Annie Lien is leading Audi’s effort to develop a system that will let cars drop off the driver, then park themselves in specially equipped garages to save time, hassles and gasoline.
A senior engineer for Audi of America’s Electronics Research Lab in Belmont in the Silicon Valley, Lien is in charge of the firm’s piloted parking program to create what may be the first step toward liberating us from the hassles and time expenditure of having to find a parking space for our cars before we can get on with the real purpose of our trip.
Rather than trying to equip a car with the prohibitively costly sensors and controls that would be required to drive without human input, Lien is working on the more limited goal of equipping garages with the extensive 3-D laser sensors needed to guide cars into their parking spaces, allowing far less costly radar systems on board each car.
Audi has already installed a piloted parking system in Ingolstadt, Germany.
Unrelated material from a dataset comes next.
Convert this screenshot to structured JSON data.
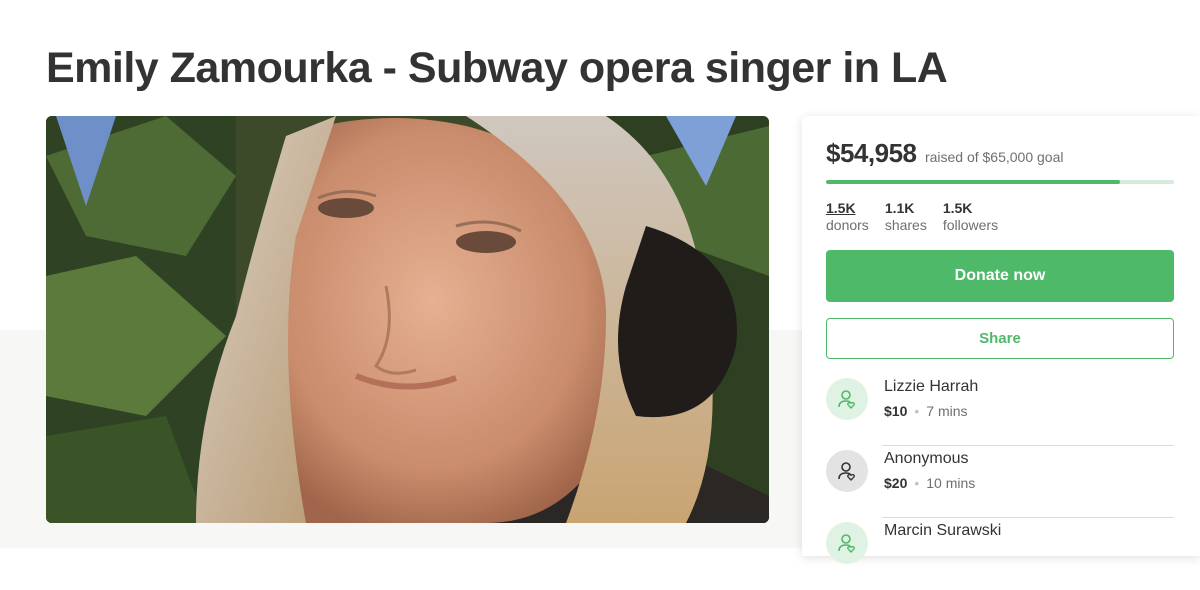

The driver simply pulls up outside the garage and lets the system pilot the car to an available space. When the driver is ready to reclaim the car, he can use a smartphone app to call it to the garage entrance. The savings of time, as well as gas, would be significant for busy urban professionals whose lives are often dictated by the clock.
Lien is leading Audi’s installation of a somewhat more ambitious system in the garage of the Mandarin Oriental on the Strip in Las Vegas. Using laser ranging equipment the system relays 3-D imaging information to specially equipped vehicles. Users can simply order the car directly from their phones and be picked up in front of the hotel lobby.
It will be some time before the piloted parking system is sufficiently standardized for installation in office towers, luxury hotels and apartments. However, Audi showed two semi-autonomous parking systems at this year’s Consumer Electronics Show (CES) in Las Vegas. One can perform a perpendicular parking maneuver while the other lets a driver park in a home garage using a smartphone or tablet.
“It’s actually going to take a while before you get a really, fully autonomous car,” Lien said to explain Audi’s strategy of starting with the parking system instead of the more ambitious driverless car projects currently being undertaken by Google, Toyota and other carmakers. “People are surprised when I tell them that you’re not going to get a car that drives you from A to B, or door to door, in the next 10 years.”
The cost of the technology needed to make cars fully self-driving isn’t the only challenge. Legal and insurance issues will first have to be resolved before the average person will be able to use such cars even if he can afford the likely six-figure price tags. As yet the closest thing to self-driving cars are heavily equipped multi-million-dollar experimental vehicles with bulky unsightly sensors needed to navigate through traffic with experienced researchers sitting at the wheels.
Lien has been the Senior Engineer in charge of Strategic Product & Business Development at the Audi-Volkswagen Group’s ADAS & Autonomous Driving Systems since February of 2012. Her first major experience with self-driving cars was gained while heading up an autonomous vehicle group in the 2007 urban Defense Advanced Research Projects Agency (DARPA) challenge.
She received her education from San Jose State University, San Francisco State University and UCLA.